LLMs have reshaped the landscape of natural language understanding and generation with their ability to perform well on diverse tasks. Yet, a critical problem persists: LLMs often produce statements that are inaccurate or outright false, yet presented with a veneer of confidence. Addressing this, a novel strategy has been introduced to discern the truthfulness of statements either inputted to or generated by LLMs, leveraging their internal states. This paper explores this innovative approach of utilizing a classifier trained on an LLM's hidden layer activations.

Methodology

Titled Statement Accuracy Prediction based on LLM Activations (SAPLMA), this method provides a classifier with the activation values from hidden layers of an LLM to predict the veracity of statements. It goes beyond the usual surface statistics like word frequency and sentence length, which are insufficient on their own for discerning true from false information. The classifier is trained using a purpose-built dataset comprising true and false statements in six different content areas, ensuring that it does not only hold for a specific area of knowledge. A unique aspect of the training process is applied: the classifier is trained on topics distinct from the one being evaluated, to ensure its general applicability and avoid the pitfalls of topic-specific training.

Performance and Findings

The paper unveils that SAPLMA consistently outperforms several baseline models in classifying statements as true or false. Notably, it achieves accuracy levels ranging from 71% to 83%, depending on the base LLM model used. This performance exhibits a marked improvement over the relatively low ceiling of accuracy obtainable via few-shot prompting approaches, which hover around 56%. Insights from the evaluation show that different hidden layers of the LLM might surface as more useful for prediction purposes, but a one-size-fits-all layer is not established, suggesting that the optimal layer for SAPLMA may vary depending on the specific LLM in use.

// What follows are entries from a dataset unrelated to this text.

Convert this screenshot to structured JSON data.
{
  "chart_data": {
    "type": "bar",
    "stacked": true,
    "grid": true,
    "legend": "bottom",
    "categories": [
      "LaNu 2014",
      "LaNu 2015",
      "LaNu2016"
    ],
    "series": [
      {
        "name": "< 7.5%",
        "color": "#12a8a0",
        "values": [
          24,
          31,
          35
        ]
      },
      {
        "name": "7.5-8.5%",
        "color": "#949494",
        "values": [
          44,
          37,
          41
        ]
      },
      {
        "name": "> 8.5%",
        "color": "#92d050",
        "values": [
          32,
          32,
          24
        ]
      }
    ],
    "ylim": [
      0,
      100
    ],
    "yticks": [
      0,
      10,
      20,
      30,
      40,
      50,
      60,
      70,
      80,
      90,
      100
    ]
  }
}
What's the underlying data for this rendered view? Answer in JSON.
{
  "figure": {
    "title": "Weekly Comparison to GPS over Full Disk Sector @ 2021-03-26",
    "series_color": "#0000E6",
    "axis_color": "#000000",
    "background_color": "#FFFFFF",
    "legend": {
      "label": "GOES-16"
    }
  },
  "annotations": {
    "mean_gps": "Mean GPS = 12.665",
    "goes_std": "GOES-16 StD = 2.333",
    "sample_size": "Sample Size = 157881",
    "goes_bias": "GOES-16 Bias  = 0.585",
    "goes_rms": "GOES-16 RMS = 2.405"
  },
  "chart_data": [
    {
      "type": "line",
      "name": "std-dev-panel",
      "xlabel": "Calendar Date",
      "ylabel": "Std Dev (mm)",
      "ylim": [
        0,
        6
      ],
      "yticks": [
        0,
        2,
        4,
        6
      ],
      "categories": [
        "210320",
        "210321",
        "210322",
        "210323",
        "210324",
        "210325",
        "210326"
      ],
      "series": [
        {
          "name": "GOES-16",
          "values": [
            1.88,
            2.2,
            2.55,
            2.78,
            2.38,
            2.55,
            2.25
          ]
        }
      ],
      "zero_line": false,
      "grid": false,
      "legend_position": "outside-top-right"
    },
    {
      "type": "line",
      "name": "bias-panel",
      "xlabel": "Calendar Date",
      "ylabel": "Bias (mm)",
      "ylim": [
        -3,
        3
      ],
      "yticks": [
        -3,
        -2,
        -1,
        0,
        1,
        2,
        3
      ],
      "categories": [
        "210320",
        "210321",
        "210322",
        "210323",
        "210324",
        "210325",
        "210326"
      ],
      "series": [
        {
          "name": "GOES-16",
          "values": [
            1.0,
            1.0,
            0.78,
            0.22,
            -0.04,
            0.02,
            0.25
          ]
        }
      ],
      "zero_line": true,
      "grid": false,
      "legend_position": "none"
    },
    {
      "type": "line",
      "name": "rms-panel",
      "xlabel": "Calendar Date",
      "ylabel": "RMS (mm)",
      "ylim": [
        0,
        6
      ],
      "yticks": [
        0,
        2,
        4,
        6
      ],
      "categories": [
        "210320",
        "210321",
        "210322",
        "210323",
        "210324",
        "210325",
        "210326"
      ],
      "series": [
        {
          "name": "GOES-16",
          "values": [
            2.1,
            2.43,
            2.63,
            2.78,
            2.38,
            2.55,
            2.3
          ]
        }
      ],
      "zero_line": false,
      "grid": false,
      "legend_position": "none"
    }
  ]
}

Implications and Future Directions

SAPLMA's promise rests in its potential to inform and correct LLM outputs before reaching end-users, hence improving the LLM's trustworthiness. The methodology centers on tapping into the innate knowledge encapsulated within an LLM to rectify its own outputs. Future research may expand to other LLMs, multi-language implementations, and human interaction studies to measure user trust. Also on the agenda is examining the evolution of hidden activations over the course of text generation and the possibility of multilinear input handling.

The supplied true-false dataset is an assets in itself, availing researchers of a valuable resource for continued exploration in this vein. Concerning limitations, SAPLMA's threshold for classifying a statement as true might need calibration, and the approach currently centers on English, warranting cross-linguistic evaluations in subsequent works.

Conclusion

The research adds a compelling chapter to the ongoing narrative of LLM refinement. It exposes an internal assessment mechanism within LLMs that could be harnessed for verifying the veracity of generated content. As discussions around ethical AI practice and misinformation grow, tools like SAPLMA stand out as significant steps towards responsible LLM deployment.